Have you ever wondered how banks keep track of money? In particular, have you wondered how banks keep track of your account?
The answer is that banks have what is called the system of record. For all of the systems that banks have (and they usually have a lot), there is only one system that has the definitive record of what amount is in your account. There is one and only place where your transactions can be updated in a bank. If the bank ever deviates from this proposition, there is trouble. Either you have too much money in your account (which makes you happy) or you have too little money in your account (which does not make you happy). In any case, not having a well thought out and tightly controlled system of record leads only to chaos and dysfunctionality in the bank.

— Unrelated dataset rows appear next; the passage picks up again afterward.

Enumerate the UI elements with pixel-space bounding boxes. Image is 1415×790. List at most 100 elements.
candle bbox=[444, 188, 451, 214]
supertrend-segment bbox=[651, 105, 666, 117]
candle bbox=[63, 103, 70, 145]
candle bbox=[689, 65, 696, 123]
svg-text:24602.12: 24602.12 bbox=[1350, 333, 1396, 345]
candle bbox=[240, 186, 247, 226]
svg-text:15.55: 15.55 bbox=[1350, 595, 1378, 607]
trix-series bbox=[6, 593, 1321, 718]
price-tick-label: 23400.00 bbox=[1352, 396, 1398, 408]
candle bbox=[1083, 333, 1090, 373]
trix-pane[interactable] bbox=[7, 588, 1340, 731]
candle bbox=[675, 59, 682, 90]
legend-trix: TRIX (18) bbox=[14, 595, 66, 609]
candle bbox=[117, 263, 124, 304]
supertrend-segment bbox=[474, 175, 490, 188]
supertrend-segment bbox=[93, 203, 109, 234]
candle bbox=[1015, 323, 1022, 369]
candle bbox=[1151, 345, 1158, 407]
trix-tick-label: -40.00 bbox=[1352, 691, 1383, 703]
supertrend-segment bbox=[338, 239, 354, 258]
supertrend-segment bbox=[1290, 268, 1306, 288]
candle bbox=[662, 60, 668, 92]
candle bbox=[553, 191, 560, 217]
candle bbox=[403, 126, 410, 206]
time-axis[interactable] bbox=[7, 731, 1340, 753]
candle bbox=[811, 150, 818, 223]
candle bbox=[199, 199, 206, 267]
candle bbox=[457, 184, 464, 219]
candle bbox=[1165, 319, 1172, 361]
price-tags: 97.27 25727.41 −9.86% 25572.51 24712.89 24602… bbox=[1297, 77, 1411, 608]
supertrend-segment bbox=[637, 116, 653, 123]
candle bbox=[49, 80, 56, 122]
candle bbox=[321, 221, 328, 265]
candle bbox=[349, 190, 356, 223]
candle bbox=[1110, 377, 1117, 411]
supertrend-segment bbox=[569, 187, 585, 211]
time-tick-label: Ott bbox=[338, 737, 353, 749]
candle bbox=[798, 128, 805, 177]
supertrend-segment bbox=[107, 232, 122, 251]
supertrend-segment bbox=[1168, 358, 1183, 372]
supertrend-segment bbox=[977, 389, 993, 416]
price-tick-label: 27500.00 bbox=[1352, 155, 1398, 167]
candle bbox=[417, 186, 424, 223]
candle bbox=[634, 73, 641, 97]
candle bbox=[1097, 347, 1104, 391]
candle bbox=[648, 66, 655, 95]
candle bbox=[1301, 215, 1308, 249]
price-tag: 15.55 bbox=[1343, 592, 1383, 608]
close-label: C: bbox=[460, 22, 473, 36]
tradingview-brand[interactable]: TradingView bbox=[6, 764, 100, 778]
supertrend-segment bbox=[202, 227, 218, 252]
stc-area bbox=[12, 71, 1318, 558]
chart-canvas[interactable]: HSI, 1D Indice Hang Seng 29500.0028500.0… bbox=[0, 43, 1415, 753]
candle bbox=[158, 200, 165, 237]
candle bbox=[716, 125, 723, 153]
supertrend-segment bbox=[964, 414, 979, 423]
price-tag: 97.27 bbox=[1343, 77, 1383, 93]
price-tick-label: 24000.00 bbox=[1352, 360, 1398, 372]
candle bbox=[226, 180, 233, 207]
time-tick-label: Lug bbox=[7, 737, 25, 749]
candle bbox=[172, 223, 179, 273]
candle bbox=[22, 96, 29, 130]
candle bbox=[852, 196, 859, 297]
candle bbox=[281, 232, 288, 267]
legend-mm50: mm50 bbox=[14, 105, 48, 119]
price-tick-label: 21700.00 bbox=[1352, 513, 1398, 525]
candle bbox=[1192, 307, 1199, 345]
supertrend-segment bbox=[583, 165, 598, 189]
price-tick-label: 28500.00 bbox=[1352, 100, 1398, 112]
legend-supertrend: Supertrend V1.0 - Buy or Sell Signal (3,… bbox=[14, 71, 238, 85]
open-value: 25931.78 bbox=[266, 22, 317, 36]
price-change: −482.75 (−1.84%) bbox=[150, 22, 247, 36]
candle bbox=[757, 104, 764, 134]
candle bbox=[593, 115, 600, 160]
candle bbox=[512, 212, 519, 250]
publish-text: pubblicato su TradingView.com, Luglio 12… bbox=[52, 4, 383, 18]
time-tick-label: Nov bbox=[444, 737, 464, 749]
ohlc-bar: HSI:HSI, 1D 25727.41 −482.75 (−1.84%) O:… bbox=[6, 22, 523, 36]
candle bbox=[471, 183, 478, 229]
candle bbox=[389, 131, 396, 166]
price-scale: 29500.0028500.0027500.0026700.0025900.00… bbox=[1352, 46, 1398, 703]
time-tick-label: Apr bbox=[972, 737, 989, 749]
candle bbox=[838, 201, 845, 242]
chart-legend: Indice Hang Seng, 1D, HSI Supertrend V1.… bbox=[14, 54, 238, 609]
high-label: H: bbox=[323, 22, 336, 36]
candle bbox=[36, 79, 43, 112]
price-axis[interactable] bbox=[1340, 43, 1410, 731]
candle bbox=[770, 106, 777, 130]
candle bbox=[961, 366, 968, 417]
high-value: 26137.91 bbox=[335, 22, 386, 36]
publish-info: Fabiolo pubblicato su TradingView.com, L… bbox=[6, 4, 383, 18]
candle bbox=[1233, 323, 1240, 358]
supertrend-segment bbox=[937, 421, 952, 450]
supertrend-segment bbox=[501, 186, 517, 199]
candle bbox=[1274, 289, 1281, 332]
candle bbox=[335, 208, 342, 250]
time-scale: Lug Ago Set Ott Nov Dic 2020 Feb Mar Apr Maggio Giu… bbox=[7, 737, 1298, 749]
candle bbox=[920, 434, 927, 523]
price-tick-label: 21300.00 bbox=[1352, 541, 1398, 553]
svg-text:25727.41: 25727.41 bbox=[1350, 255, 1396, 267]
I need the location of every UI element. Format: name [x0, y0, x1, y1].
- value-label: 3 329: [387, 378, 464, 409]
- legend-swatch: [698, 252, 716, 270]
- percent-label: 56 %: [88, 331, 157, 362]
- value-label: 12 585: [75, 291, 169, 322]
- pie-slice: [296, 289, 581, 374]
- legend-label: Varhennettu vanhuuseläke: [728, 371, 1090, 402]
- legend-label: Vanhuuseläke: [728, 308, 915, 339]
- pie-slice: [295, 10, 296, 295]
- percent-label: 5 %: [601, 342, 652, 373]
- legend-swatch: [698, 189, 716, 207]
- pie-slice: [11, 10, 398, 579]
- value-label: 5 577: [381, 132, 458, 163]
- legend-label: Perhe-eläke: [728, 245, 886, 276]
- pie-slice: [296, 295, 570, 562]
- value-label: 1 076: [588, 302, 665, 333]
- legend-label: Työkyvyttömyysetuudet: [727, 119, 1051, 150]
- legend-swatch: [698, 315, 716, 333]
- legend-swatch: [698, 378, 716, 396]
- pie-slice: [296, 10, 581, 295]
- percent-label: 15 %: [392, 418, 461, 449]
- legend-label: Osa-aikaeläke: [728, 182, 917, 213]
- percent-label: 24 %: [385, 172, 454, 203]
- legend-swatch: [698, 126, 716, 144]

The system of record concept has been borrowed from the bankers as one of the essentials of the world of data warehousing. The system of record is at the heart of the integrity of data found in a data warehouse. Stated differently, a data warehouse without a system of record is not a data warehouse at all. With no system of record firmly established, there is no believability of data within the warehouse.

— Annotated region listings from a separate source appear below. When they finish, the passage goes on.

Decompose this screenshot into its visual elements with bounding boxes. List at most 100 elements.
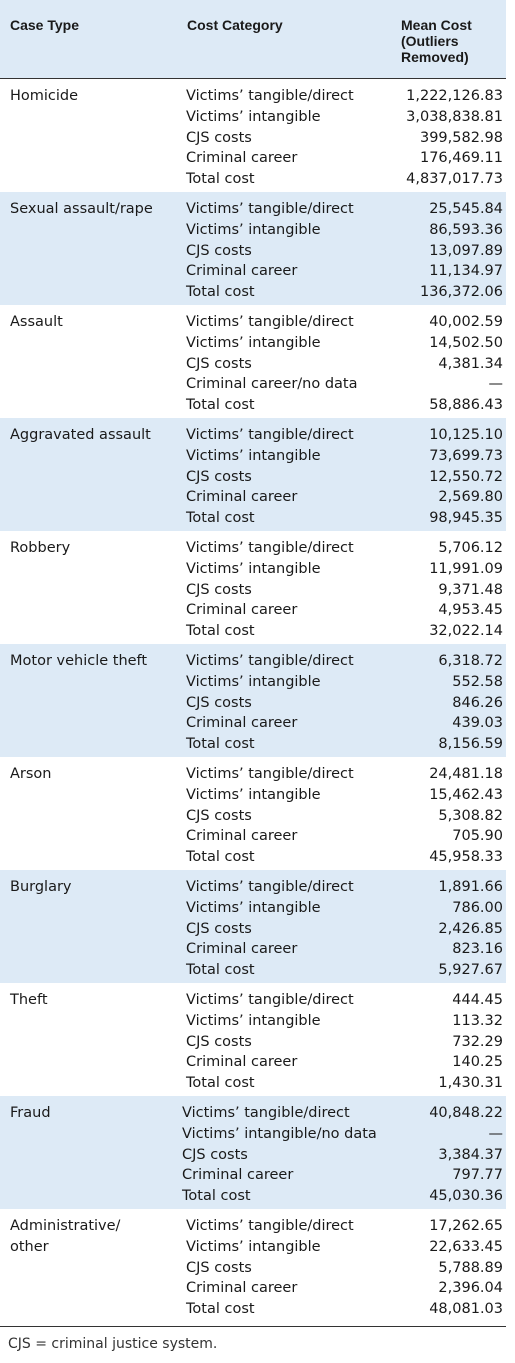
cost-table: Case Type Cost Category Mean Cost (Outli…	[0, 0, 506, 1327]
table-bottom-rule	[0, 1326, 506, 1327]
mean-cost-value: 4,953.45	[438, 602, 503, 619]
case-type-label: Aggravated assault	[10, 427, 151, 443]
cost-category-label: CJS costs	[186, 581, 252, 598]
mean-cost-value: 5,927.67	[438, 962, 503, 979]
cost-category-label: Victims’ tangible/direct	[186, 992, 354, 1008]
mean-cost-value: 140.25	[452, 1054, 503, 1071]
mean-cost-value: 797.77	[452, 1167, 503, 1184]
cost-category-label: Victims’ intangible	[186, 786, 321, 803]
mean-cost-value: 3,038,838.81	[406, 108, 503, 125]
cost-category-label: Victims’ intangible	[186, 447, 321, 464]
mean-cost-value: 58,886.43	[429, 397, 503, 414]
case-type-cell: Aggravated assault	[10, 425, 180, 446]
mean-cost-value: 40,848.22	[429, 1105, 503, 1121]
cost-category-cell: Victims’ tangible/direct Victims’ intangi…	[186, 651, 354, 755]
mean-cost-value: 552.58	[452, 673, 503, 690]
cost-category-label: Total cost	[186, 397, 255, 414]
cost-category-label: Victims’ intangible	[186, 1238, 321, 1255]
cost-category-label: CJS costs	[186, 355, 252, 372]
table-row-group: Theft Victims’ tangible/direct Victims’ in…	[0, 983, 506, 1096]
case-type-label: Theft	[10, 992, 48, 1008]
cost-category-cell: Victims’ tangible/direct Victims’ intangi…	[186, 538, 354, 642]
case-type-label: other	[10, 1238, 49, 1255]
mean-cost-value: 136,372.06	[419, 284, 503, 301]
cost-category-label: CJS costs	[186, 920, 252, 937]
cost-category-label: Total cost	[186, 849, 255, 866]
mean-cost-value: 25,545.84	[429, 201, 503, 217]
mean-cost-value: 40,002.59	[429, 314, 503, 330]
mean-cost-value: 4,837,017.73	[406, 171, 503, 188]
cost-category-label: Victims’ intangible	[186, 108, 321, 125]
case-type-cell: Theft	[10, 990, 180, 1011]
cost-category-label: Victims’ tangible/direct	[186, 314, 354, 330]
table-row-group: Sexual assault/rape Victims’ tangible/dir…	[0, 192, 506, 305]
cost-category-label: Victims’ tangible/direct	[186, 201, 354, 217]
cost-category-label: Criminal career	[186, 941, 298, 958]
mean-cost-value: 1,891.66	[438, 879, 503, 895]
mean-cost-cell: 25,545.84 86,593.36 13,097.89 11,134.97 136,…	[420, 199, 503, 303]
mean-cost-value: 786.00	[452, 899, 503, 916]
mean-cost-value: 5,706.12	[438, 540, 503, 556]
mean-cost-value: 98,945.35	[429, 510, 503, 527]
cost-category-label: Total cost	[186, 736, 255, 753]
cost-category-label: Victims’ tangible/direct	[186, 1218, 354, 1234]
cost-category-label: Victims’ intangible	[186, 673, 321, 690]
cost-category-label: Total cost	[182, 1188, 251, 1205]
cost-category-label: Victims’ tangible/direct	[186, 540, 354, 556]
mean-cost-cell: 40,002.59 14,502.50 4,381.34 — 58,886.43	[429, 312, 503, 416]
case-type-label: Robbery	[10, 540, 71, 556]
cost-category-label: Total cost	[186, 1075, 255, 1092]
cost-category-label: Total cost	[186, 1301, 255, 1318]
mean-cost-value: 2,569.80	[438, 489, 503, 506]
header-case-type: Case Type	[10, 17, 79, 33]
table-row-group: Arson Victims’ tangible/direct Victims’ in…	[0, 757, 506, 870]
mean-cost-cell: 24,481.18 15,462.43 5,308.82 705.90 45,958.3…	[429, 764, 503, 868]
mean-cost-value: 11,991.09	[429, 560, 503, 577]
mean-cost-value: 399,582.98	[419, 129, 503, 146]
mean-cost-value: 45,030.36	[429, 1188, 503, 1205]
mean-cost-value: 32,022.14	[429, 623, 503, 640]
header-mean-cost-line1: Mean Cost	[401, 17, 472, 33]
table-body: Homicide Victims’ tangible/direct Victims’…	[0, 79, 506, 1326]
cost-category-cell: Victims’ tangible/direct Victims’ intangi…	[186, 86, 354, 190]
cost-category-label: Criminal career	[186, 489, 298, 506]
footnote: CJS = criminal justice system.	[8, 1336, 218, 1352]
mean-cost-value: 3,384.37	[438, 1146, 503, 1163]
cost-category-cell: Victims’ tangible/direct Victims’ intangi…	[186, 764, 354, 868]
table-row-group: Burglary Victims’ tangible/direct Victims’…	[0, 870, 506, 983]
case-type-label: Motor vehicle theft	[10, 653, 148, 669]
mean-cost-value: 86,593.36	[429, 221, 503, 238]
cost-category-label: Total cost	[186, 962, 255, 979]
case-type-cell: Burglary	[10, 877, 180, 898]
header-mean-cost-line3: Removed)	[401, 49, 469, 65]
mean-cost-value: 113.32	[452, 1012, 503, 1029]
cost-category-label: CJS costs	[182, 1146, 248, 1163]
mean-cost-value: 6,318.72	[438, 653, 503, 669]
mean-cost-value: 2,396.04	[438, 1280, 503, 1297]
cost-category-label: Criminal career	[186, 715, 298, 732]
cost-category-label: Criminal career	[186, 828, 298, 845]
cost-category-label: Victims’ intangible/no data	[182, 1125, 377, 1142]
mean-cost-value: 5,788.89	[438, 1259, 503, 1276]
case-type-cell: Arson	[10, 764, 180, 785]
cost-category-label: CJS costs	[186, 129, 252, 146]
cost-category-label: Total cost	[186, 284, 255, 301]
cost-category-label: Criminal career	[186, 150, 298, 167]
cost-category-label: Criminal career	[182, 1167, 294, 1184]
mean-cost-value: 13,097.89	[429, 242, 503, 259]
mean-cost-value: 10,125.10	[429, 427, 503, 443]
cost-category-cell: Victims’ tangible/direct Victims’ intangi…	[182, 1103, 377, 1207]
mean-cost-value: 439.03	[452, 715, 503, 732]
case-type-cell: Administrative/other	[10, 1216, 180, 1258]
header-cost-category: Cost Category	[187, 17, 283, 33]
case-type-cell: Assault	[10, 312, 180, 333]
mean-cost-cell: 1,891.66 786.00 2,426.85 823.16 5,927.67	[438, 877, 503, 981]
mean-cost-value: 444.45	[452, 992, 503, 1008]
case-type-label: Burglary	[10, 879, 72, 895]
mean-cost-value: 11,134.97	[429, 263, 503, 280]
case-type-cell: Robbery	[10, 538, 180, 559]
mean-cost-value: 9,371.48	[438, 581, 503, 598]
case-type-cell: Fraud	[10, 1103, 180, 1124]
table-row-group: Assault Victims’ tangible/direct Victims’ …	[0, 305, 506, 418]
mean-cost-value: 5,308.82	[438, 807, 503, 824]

So, let’s examine the system of record more closely.
What happens in a bank when there are transaction processing systems? As has been stated, there is one and only one place where a current account bank balance is updated. Now – is the transaction system a part of the data warehouse? No. Transaction processing takes place in the operational environment, not the data warehouse environment.

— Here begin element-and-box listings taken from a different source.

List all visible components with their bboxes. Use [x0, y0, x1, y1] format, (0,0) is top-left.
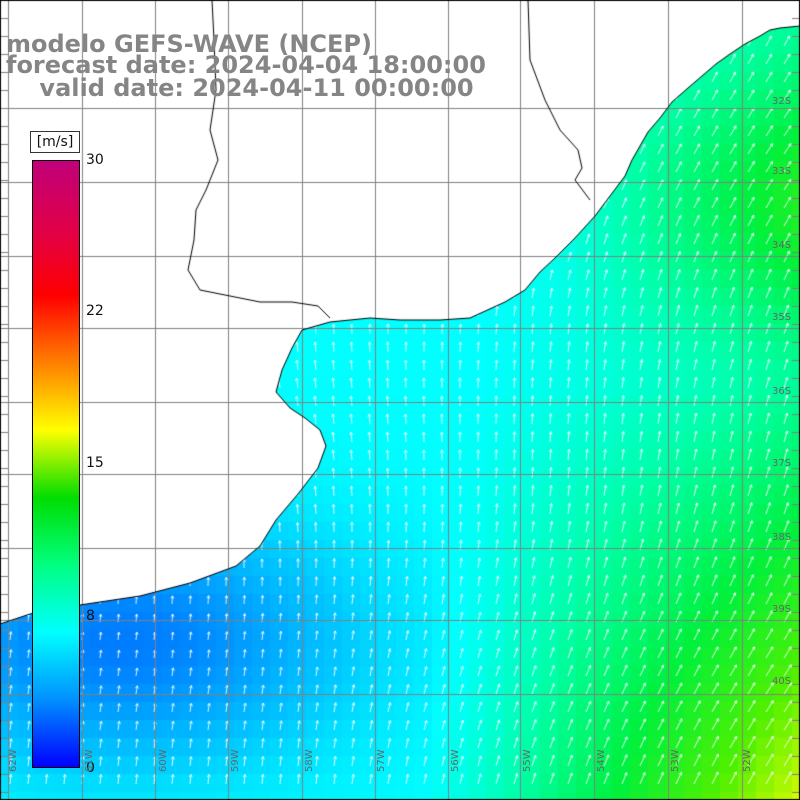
lat-label: 32S	[772, 96, 792, 107]
colorbar-tick-15: 15	[86, 455, 104, 471]
lon-label: 55W	[522, 749, 533, 772]
forecast-date: forecast date: 2024-04-04 18:00:00	[6, 51, 486, 79]
model-title: modelo GEFS-WAVE (NCEP)	[6, 30, 372, 58]
lon-label: 60W	[158, 749, 169, 772]
lon-label: 61W	[84, 749, 95, 772]
lat-label: 34S	[772, 240, 792, 251]
lat-label: 37S	[772, 458, 792, 469]
lon-label: 52W	[742, 749, 753, 772]
valid-date: valid date: 2024-04-11 00:00:00	[6, 74, 474, 102]
lon-label: 62W	[8, 749, 19, 772]
lon-label: 53W	[670, 749, 681, 772]
colorbar-tick-8: 8	[86, 608, 95, 624]
lon-label: 59W	[230, 749, 241, 772]
lat-label: 40S	[772, 676, 792, 687]
lon-label: 58W	[304, 749, 315, 772]
colorbar	[32, 160, 80, 768]
colorbar-tick-22: 22	[86, 303, 104, 319]
colorbar-unit: [m/s]	[30, 131, 80, 153]
lat-label: 39S	[772, 604, 792, 615]
lat-label: 36S	[772, 386, 792, 397]
lon-label: 54W	[596, 749, 607, 772]
lat-label: 33S	[772, 166, 792, 177]
lon-label: 57W	[376, 749, 387, 772]
lon-label: 56W	[450, 749, 461, 772]
colorbar-tick-0: 0	[86, 760, 95, 776]
lat-label: 35S	[772, 312, 792, 323]
lat-label: 38S	[772, 532, 792, 543]
colorbar-tick-30: 30	[86, 152, 104, 168]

As data ages (even by a day), it is placed in a data warehouse. The data warehouse then becomes an extension of the system of record. The system of record for the current data is the transaction environment. But the system of record for the historical environment is the data warehouse.
The point is that as time passes, the system of record changes. There still is one and only one place where data is found. Current data is found in one place and historical data is found elsewhere. The system of record is extended. In fact, the system of record definition itself changes.
The extended definition of the system of record is not the place where the definitive source of data resides. Instead, the definition of the system of record becomes the place where the definitive source of data at a moment in time resides. Because data resides in different places over the spectrum of time, the system of record is also in different places.
So it is seen that the system of record extends from the transaction, operational environment to the historical data warehouse environment. But does the extension stop there? Hardly.
Data moves out of the data warehouse environment to the archival environment as the probability of access drops. At some point in time, it makes sense to pull data out of a data warehouse and into the archival environment. When data is pulled out of the data warehouse and into the archival environment, the system of record is extended as well. Now there are three places where the system of record resides – in the transaction processing environment, in the data warehouse, and in the archival environment.
And is this a conflict? Not at all. As long as there is no overlap between the different environments, the sanctity of the definition of the system of record is just fine. It is seen then that the system of record is relative not only to the value of data, but to the value of data over time.
In order to understand that this is not just a great theory, consider the following very practical example.
Mrs. Jones goes to an ATM machine and makes a withdrawal. The withdrawal is transacted into her account. The account is available on an up-to-the-second basis. The system of record for the ATM activity is the online transaction processing system.
A month passes and the ATM activity (along with other transactions) passes into the data warehouse. Now, the bank vice president wants to do an analysis of activity. The ATM activity is used in the bank vice president’s analysis.
Over the next few years, analytical activity is run against the data warehouse and the ATM activity is awaiting analysis. Then, one day, queries and analyses run against the ATM activity diminish greatly. The ATM activity is then moved to the archival environment.
Once in the archival environment, the data sits there and is essentially inactive. Occasionally, an analyst comes along and wants to use the data found in the archival environment. But from an activity standpoint, the data in the archival environment is rather sedate.
As the ATM activity has moved from the transactional environment to the data warehouse environment to the archival environment, the system of record has also changed.